Recent challenges to fossil fuel and chemical companies have focused on issues such as the disposal and alleged harmfulness of plastics, as well as spills, habitat and wetland preservation, “cancer alleys”, hydraulic fracturing (fracking), endangered and protected species, poly pellets, and social justice and equity.
The Keystone XL Pipeline
Environmental activists, indigenous communities and others have also recently taken aim at pipelines. One of the most prominent, ongoing efforts is against the Keystone XL Pipeline. Individuals and groups opposed to the project have produced legal challenges to an essential environmental construction permit necessary for pipelines and power lines that must cross “waters of the United States”, Nationwide Permit No 12 (NWP 12), issued by the Corps of Engineers and which expedites authorisations for the construction of a variety of utility lines that fall under its purview. In a legal challenge to the Keystone XL pipeline in May 2020, the Sierra Club and others filed a lawsuit in the federal district court in Montana. The district court issued a nationwide injunction (initially applied to all utilities and later narrowed to oil and gas only) and sought vacatur of NWP 12 for the Keystone XL pipeline, based on the Corps of Engineers’ failure to fully consider Endangered Species Act concerns in the issuance of NWP 12 (Northern Plains Resources Group v US Army Corps of Engineers, USDC, D Montana, CV 19-44-GF-BMM, 2020 WL 1875455 (2020), on appeal before the 9th Circuit, Case No 20-35412 et seq).

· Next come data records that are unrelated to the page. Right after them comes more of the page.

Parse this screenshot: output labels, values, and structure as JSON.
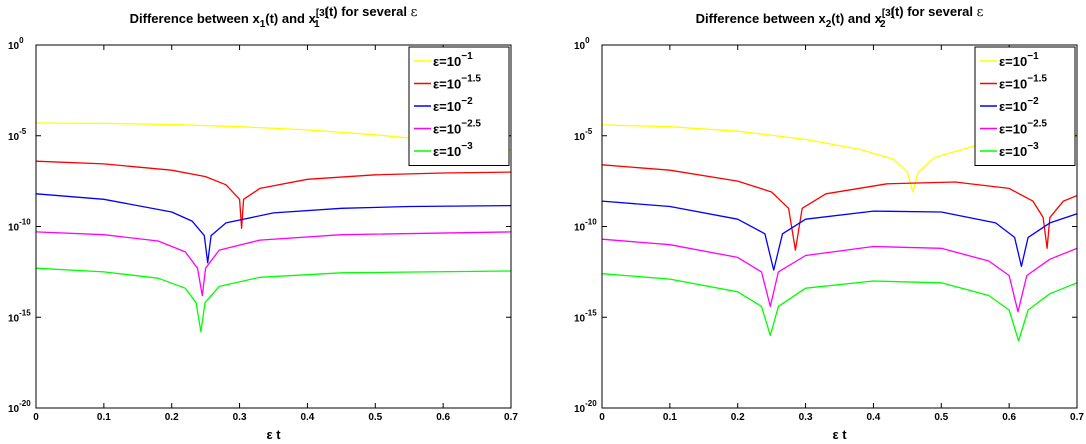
{
  "chart_data": [
    {
      "type": "line",
      "title": {
        "prefix": "Difference between x",
        "sub1": "1",
        "mid1": "(t) and x",
        "sup": "[3]",
        "sub2": "1",
        "suffix": "(t) for several ",
        "symbol": "ε"
      },
      "xlabel": "ε t",
      "ylabel": "",
      "y_scale": "log",
      "xlim": [
        0,
        0.7
      ],
      "ylim_exp": [
        -20,
        0
      ],
      "x_ticks": [
        "0",
        "0.1",
        "0.2",
        "0.3",
        "0.4",
        "0.5",
        "0.6",
        "0.7"
      ],
      "y_ticks": [
        {
          "base": "10",
          "exp": "0"
        },
        {
          "base": "10",
          "exp": "-5"
        },
        {
          "base": "10",
          "exp": "-10"
        },
        {
          "base": "10",
          "exp": "-15"
        },
        {
          "base": "10",
          "exp": "-20"
        }
      ],
      "legend_position": "top-right",
      "series": [
        {
          "name": "ε=10",
          "exp": "−1",
          "color": "#ffff00",
          "points": [
            [
              0,
              -4.3
            ],
            [
              0.1,
              -4.32
            ],
            [
              0.2,
              -4.38
            ],
            [
              0.3,
              -4.5
            ],
            [
              0.4,
              -4.68
            ],
            [
              0.5,
              -4.95
            ],
            [
              0.6,
              -5.3
            ],
            [
              0.7,
              -5.8
            ]
          ]
        },
        {
          "name": "ε=10",
          "exp": "−1.5",
          "color": "#ff0000",
          "dips": [
            {
              "x": 0.303,
              "depth": -10.1
            }
          ],
          "points": [
            [
              0,
              -6.4
            ],
            [
              0.1,
              -6.55
            ],
            [
              0.2,
              -6.9
            ],
            [
              0.25,
              -7.25
            ],
            [
              0.28,
              -7.7
            ],
            [
              0.3,
              -8.5
            ],
            [
              0.303,
              -10.1
            ],
            [
              0.306,
              -8.5
            ],
            [
              0.33,
              -7.9
            ],
            [
              0.4,
              -7.4
            ],
            [
              0.5,
              -7.15
            ],
            [
              0.6,
              -7.05
            ],
            [
              0.7,
              -7.0
            ]
          ]
        },
        {
          "name": "ε=10",
          "exp": "−2",
          "color": "#0000ff",
          "dips": [
            {
              "x": 0.253,
              "depth": -12.0
            }
          ],
          "points": [
            [
              0,
              -8.2
            ],
            [
              0.1,
              -8.5
            ],
            [
              0.2,
              -9.2
            ],
            [
              0.23,
              -9.7
            ],
            [
              0.248,
              -10.5
            ],
            [
              0.253,
              -12.0
            ],
            [
              0.258,
              -10.5
            ],
            [
              0.28,
              -9.8
            ],
            [
              0.35,
              -9.25
            ],
            [
              0.45,
              -9.0
            ],
            [
              0.55,
              -8.9
            ],
            [
              0.7,
              -8.85
            ]
          ]
        },
        {
          "name": "ε=10",
          "exp": "−2.5",
          "color": "#ff00ff",
          "dips": [
            {
              "x": 0.245,
              "depth": -13.8
            }
          ],
          "points": [
            [
              0,
              -10.3
            ],
            [
              0.1,
              -10.45
            ],
            [
              0.18,
              -10.8
            ],
            [
              0.22,
              -11.4
            ],
            [
              0.238,
              -12.3
            ],
            [
              0.245,
              -13.8
            ],
            [
              0.25,
              -12.3
            ],
            [
              0.27,
              -11.3
            ],
            [
              0.33,
              -10.75
            ],
            [
              0.45,
              -10.45
            ],
            [
              0.7,
              -10.3
            ]
          ]
        },
        {
          "name": "ε=10",
          "exp": "−3",
          "color": "#00ff00",
          "dips": [
            {
              "x": 0.243,
              "depth": -15.8
            }
          ],
          "points": [
            [
              0,
              -12.3
            ],
            [
              0.1,
              -12.5
            ],
            [
              0.18,
              -12.85
            ],
            [
              0.22,
              -13.4
            ],
            [
              0.236,
              -14.2
            ],
            [
              0.243,
              -15.8
            ],
            [
              0.249,
              -14.2
            ],
            [
              0.27,
              -13.3
            ],
            [
              0.33,
              -12.8
            ],
            [
              0.45,
              -12.55
            ],
            [
              0.7,
              -12.45
            ]
          ]
        }
      ]
    },
    {
      "type": "line",
      "title": {
        "prefix": "Difference between x",
        "sub1": "2",
        "mid1": "(t) and x",
        "sup": "[3]",
        "sub2": "2",
        "suffix": "(t) for several ",
        "symbol": "ε"
      },
      "xlabel": "ε t",
      "ylabel": "",
      "y_scale": "log",
      "xlim": [
        0,
        0.7
      ],
      "ylim_exp": [
        -20,
        0
      ],
      "x_ticks": [
        "0",
        "0.1",
        "0.2",
        "0.3",
        "0.4",
        "0.5",
        "0.6",
        "0.7"
      ],
      "y_ticks": [
        {
          "base": "10",
          "exp": "0"
        },
        {
          "base": "10",
          "exp": "-5"
        },
        {
          "base": "10",
          "exp": "-10"
        },
        {
          "base": "10",
          "exp": "-15"
        },
        {
          "base": "10",
          "exp": "-20"
        }
      ],
      "legend_position": "top-right",
      "series": [
        {
          "name": "ε=10",
          "exp": "−1",
          "color": "#ffff00",
          "points": [
            [
              0,
              -4.4
            ],
            [
              0.1,
              -4.5
            ],
            [
              0.2,
              -4.75
            ],
            [
              0.3,
              -5.2
            ],
            [
              0.38,
              -5.75
            ],
            [
              0.43,
              -6.3
            ],
            [
              0.45,
              -7.0
            ],
            [
              0.458,
              -8.1
            ],
            [
              0.466,
              -7.0
            ],
            [
              0.49,
              -6.2
            ],
            [
              0.55,
              -5.55
            ],
            [
              0.63,
              -5.1
            ],
            [
              0.7,
              -4.9
            ]
          ]
        },
        {
          "name": "ε=10",
          "exp": "−1.5",
          "color": "#ff0000",
          "points": [
            [
              0,
              -6.6
            ],
            [
              0.1,
              -6.9
            ],
            [
              0.2,
              -7.5
            ],
            [
              0.25,
              -8.1
            ],
            [
              0.275,
              -9.0
            ],
            [
              0.285,
              -11.3
            ],
            [
              0.295,
              -9.0
            ],
            [
              0.33,
              -8.2
            ],
            [
              0.42,
              -7.65
            ],
            [
              0.52,
              -7.55
            ],
            [
              0.6,
              -7.9
            ],
            [
              0.635,
              -8.6
            ],
            [
              0.65,
              -9.5
            ],
            [
              0.656,
              -11.2
            ],
            [
              0.66,
              -9.5
            ],
            [
              0.68,
              -8.6
            ],
            [
              0.7,
              -8.3
            ]
          ]
        },
        {
          "name": "ε=10",
          "exp": "−2",
          "color": "#0000ff",
          "points": [
            [
              0,
              -8.6
            ],
            [
              0.1,
              -8.9
            ],
            [
              0.2,
              -9.6
            ],
            [
              0.24,
              -10.4
            ],
            [
              0.253,
              -12.4
            ],
            [
              0.266,
              -10.4
            ],
            [
              0.3,
              -9.6
            ],
            [
              0.4,
              -9.15
            ],
            [
              0.5,
              -9.2
            ],
            [
              0.58,
              -9.8
            ],
            [
              0.608,
              -10.6
            ],
            [
              0.618,
              -12.2
            ],
            [
              0.628,
              -10.6
            ],
            [
              0.66,
              -9.8
            ],
            [
              0.7,
              -9.3
            ]
          ]
        },
        {
          "name": "ε=10",
          "exp": "−2.5",
          "color": "#ff00ff",
          "points": [
            [
              0,
              -10.7
            ],
            [
              0.1,
              -11.0
            ],
            [
              0.2,
              -11.7
            ],
            [
              0.235,
              -12.5
            ],
            [
              0.248,
              -14.4
            ],
            [
              0.26,
              -12.5
            ],
            [
              0.3,
              -11.6
            ],
            [
              0.4,
              -11.1
            ],
            [
              0.5,
              -11.2
            ],
            [
              0.57,
              -11.9
            ],
            [
              0.6,
              -12.7
            ],
            [
              0.613,
              -14.7
            ],
            [
              0.626,
              -12.7
            ],
            [
              0.66,
              -11.8
            ],
            [
              0.7,
              -11.2
            ]
          ]
        },
        {
          "name": "ε=10",
          "exp": "−3",
          "color": "#00ff00",
          "points": [
            [
              0,
              -12.6
            ],
            [
              0.1,
              -12.9
            ],
            [
              0.2,
              -13.6
            ],
            [
              0.235,
              -14.4
            ],
            [
              0.248,
              -16.0
            ],
            [
              0.26,
              -14.4
            ],
            [
              0.3,
              -13.4
            ],
            [
              0.4,
              -13.0
            ],
            [
              0.5,
              -13.1
            ],
            [
              0.57,
              -13.8
            ],
            [
              0.6,
              -14.6
            ],
            [
              0.614,
              -16.3
            ],
            [
              0.628,
              -14.6
            ],
            [
              0.66,
              -13.7
            ],
            [
              0.7,
              -13.1
            ]
          ]
        }
      ]
    }
  ]
}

At the time of writing, the case is pending a filed appeal. The nationwide scope of the Montana court’s ruling means that the case immediately restricts construction of other pending oil and gas pipelines that cross waters of the United States. For instance, the Permian Highway pipeline project is now subject to similar litigation in Texas.
Other pipeline challenges
Other judicial challenges to pipelines, frequently based on NEPA claims, are pending. For instance, the case of Atchafalaya Basinkeeper v US Army Corps of Engineers (894 F 3d 692 (5th Cir 2018)), illustrates the complexity in defending against NEPA challenges. The case involves challenges to the construction of the Bayou Bridge Pipeline, including challenges to the adequacy of an agency environmental assessment, analysis of alternatives, wetland mitigation, climate impacts, and reliance on the agency administrative record and defences of the government. Although challenges may be defeated, they result in years of delay and illustrate how important it is that a permittee should furnish data to the agency to support the administrative record.
What lies ahead
The challenges of 2020 have coalesced to create one of the most challenging periods in the history of most companies. These are, quite frankly, unprecedented times. It’s not without reason, then, that business and legal advisers are exhorting caution.

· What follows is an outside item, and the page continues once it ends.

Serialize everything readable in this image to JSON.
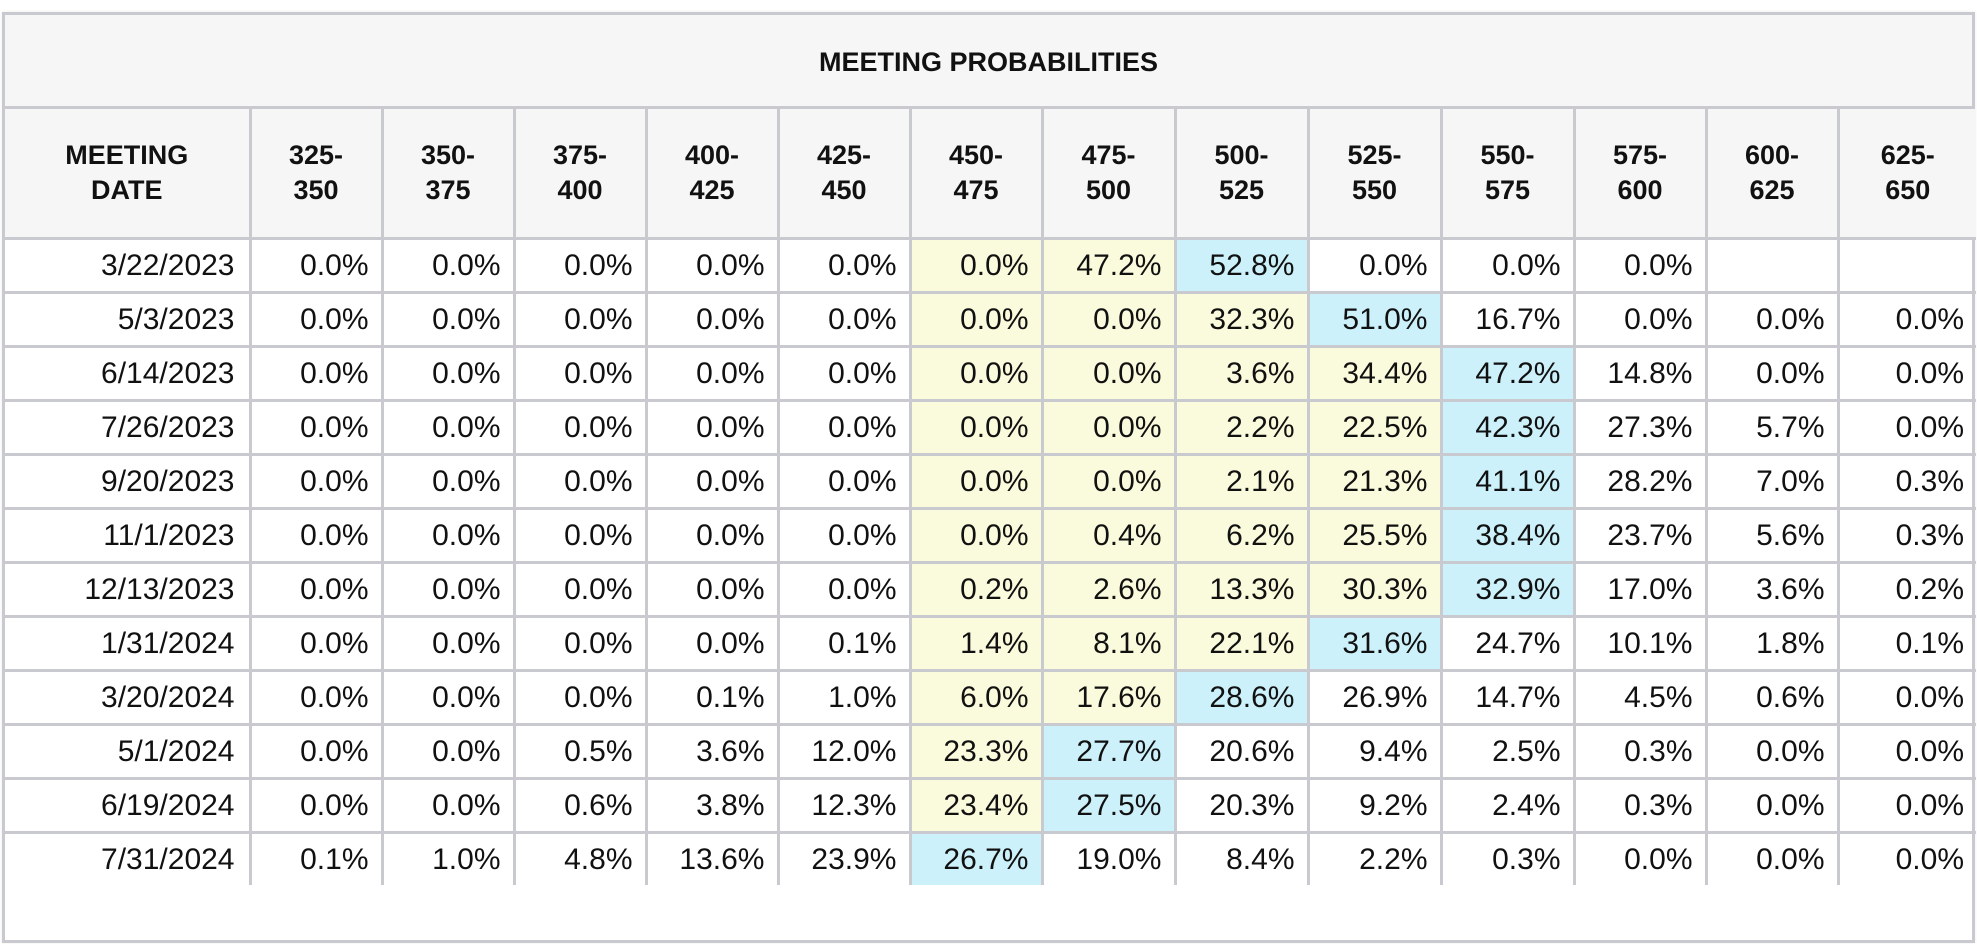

That said, there is cause for optimism. As localised spikes in economic activity have followed decreased rates of COVID-19, there is clearly significant pent-up demand at every level. While certain industries (such as airlines, hospitality and entertainment) have perhaps moved into the “luxury” category (based simply on consumer fears about congregating in large groups), most industries (such as agriculture, healthcare, manufacturing, food and beverages, and utilities) will continue to provide necessary products and services. All of these industries are fuelled by the oil and gas industry to an important extent.
For those oil and gas companies that can weather this storm, the upcoming year will provide an opportunity to conduct rigorous internal analyses and set the strategy not just for the next year, but well beyond.